Understanding and Evaluating Racial Biases in Image Captioning

Project Page | Paper | Annotations

This repo provides the code for our paper "Understanding and Evaluating Racial Biases in Image Captioning."

Citation

@inproceedings{zhao2021captionbias,
   author = {Dora Zhao and Angelina Wang and Olga Russakovsky},
   title = {Understanding and Evaluating Racial Biases in Image Captioning},
   booktitle = {International Conference on Computer Vision (ICCV)},
   year = {2021}
}

Requirements

python = 3.8.2
numpy = 1.18.5
pandas = 1.1.3
spacy = 2.3.5
spacy_universal_sentence_encoder = 0.3.4
pycocotools = 2.0.2
scikit-learn = 0.23.2
scipy = 1.4.1
vadersentiment = 3.3.2

Data annotations

To run the analyses, place the downloaded annotations in the folder annotations as well as the annotations provided with the COCO 2014 dataset.

Models

We use six different image captioning models in our paper. The models are adapted from the following Github repositories and are trained using the respective protocols detailed in their papers. In our work, we train each model on the COCO 2014 training set and evaluate on the COCO 2014 validation set.

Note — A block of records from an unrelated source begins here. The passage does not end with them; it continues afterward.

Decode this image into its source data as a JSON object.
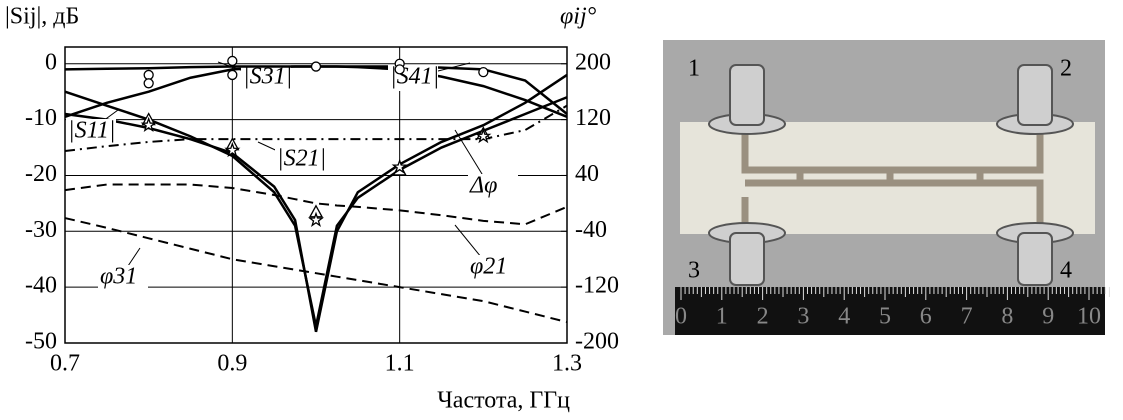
{
  "chart_data": {
    "type": "line",
    "y_label": "|Sij|, дБ",
    "y2_label": "φij°",
    "x_label": "Частота, ГГц",
    "xlim": [
      0.7,
      1.3
    ],
    "xticks": [
      0.7,
      0.9,
      1.1,
      1.3
    ],
    "ylim": [
      -50,
      3
    ],
    "yticks": [
      0,
      -10,
      -20,
      -30,
      -40,
      -50
    ],
    "y2lim": [
      -200,
      224
    ],
    "y2ticks": [
      200,
      120,
      40,
      -40,
      -120,
      -200
    ],
    "grid": true,
    "x": [
      0.7,
      0.75,
      0.8,
      0.85,
      0.9,
      0.95,
      0.975,
      1.0,
      1.025,
      1.05,
      1.1,
      1.15,
      1.2,
      1.25,
      1.3
    ],
    "series": [
      {
        "name": "|S31|",
        "color": "#000",
        "style": "solid",
        "values": [
          -9.5,
          -7,
          -5,
          -2.5,
          -1,
          -0.6,
          -0.5,
          -0.5,
          -0.5,
          -0.6,
          -1,
          -2.3,
          -4,
          -6.5,
          -9.5
        ]
      },
      {
        "name": "|S41|",
        "color": "#000",
        "style": "solid",
        "values": [
          -1,
          -0.9,
          -0.8,
          -0.6,
          -0.5,
          -0.5,
          -0.5,
          -0.5,
          -0.5,
          -0.5,
          -0.5,
          -0.7,
          -1,
          -3,
          -9
        ]
      },
      {
        "name": "|S11|",
        "color": "#000",
        "style": "solid",
        "values": [
          -9,
          -10,
          -11.5,
          -13.5,
          -16,
          -22,
          -28,
          -48,
          -30,
          -23,
          -18,
          -14,
          -11,
          -7,
          -2
        ]
      },
      {
        "name": "|S21|",
        "color": "#000",
        "style": "solid",
        "values": [
          -5,
          -7.5,
          -10,
          -13,
          -16.5,
          -23,
          -29,
          -47,
          -29,
          -24,
          -19,
          -15,
          -12,
          -9,
          -6
        ]
      },
      {
        "name": "Δφ",
        "color": "#000",
        "style": "dashdot",
        "axis": "y2",
        "values": [
          75,
          82,
          88,
          92,
          92,
          92,
          92,
          92,
          92,
          92,
          92,
          92,
          92,
          105,
          140
        ]
      },
      {
        "name": "φ21",
        "color": "#000",
        "style": "dashed",
        "axis": "y2",
        "values": [
          19,
          27,
          27,
          27,
          22,
          12,
          6,
          0,
          -3,
          -5,
          -10,
          -17,
          -25,
          -30,
          -5
        ]
      },
      {
        "name": "φ31",
        "color": "#000",
        "style": "dashed",
        "axis": "y2",
        "values": [
          -21,
          -35,
          -50,
          -65,
          -80,
          -90,
          -95,
          -100,
          -105,
          -110,
          -120,
          -130,
          -140,
          -155,
          -170
        ]
      }
    ],
    "markers": [
      {
        "marker": "circle",
        "x": [
          0.8,
          0.8,
          0.9,
          0.9,
          1.0,
          1.1,
          1.1,
          1.2
        ],
        "values": [
          -2,
          -3.5,
          0.5,
          -2,
          -0.5,
          0,
          -1,
          -1.5
        ]
      },
      {
        "marker": "triangle",
        "x": [
          0.8,
          0.9,
          1.0,
          1.1,
          1.2
        ],
        "values": [
          -10,
          -14.5,
          -26.5,
          -19,
          -12.5
        ]
      },
      {
        "marker": "star",
        "x": [
          0.8,
          0.9,
          1.0,
          1.1,
          1.2
        ],
        "values": [
          -11,
          -15.5,
          -28,
          -18.5,
          -13
        ]
      }
    ]
  },
  "photo": {
    "ports": [
      "1",
      "2",
      "3",
      "4"
    ],
    "ruler": [
      0,
      1,
      2,
      3,
      4,
      5,
      6,
      7,
      8,
      9,
      10
    ]
  }
}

FC, Att2In, Transformer: These models are adapted from Ruotian Luo's ImageCaptioning.pytorch.
DiscCap: This model is adapted from Ruotian Luo's DiscCaptioning.
AoA Net: This model is adapted from Lun Huang's AoANet.
Oscar: This model is adapted from Microsoft's Oscar.

Place the model results in the results folder.

Analyses

All analysis files are found in the code folder.

find_descriptors: Gets occurrences of descriptors
image_appearance.py: Analyze the simple image statistics of ground-truth COCO images.
sentiment_analysis.py: Analyze the sentiment in ground-truth and generated captions using VADER.
caption_content.py: Analyze the differentiability of ground-truth and generated captions.

To evaluate captions, you will need to follow the setup protocol here for pycocoevalcap. Our evaluation code can be found in evaluate_captions.py.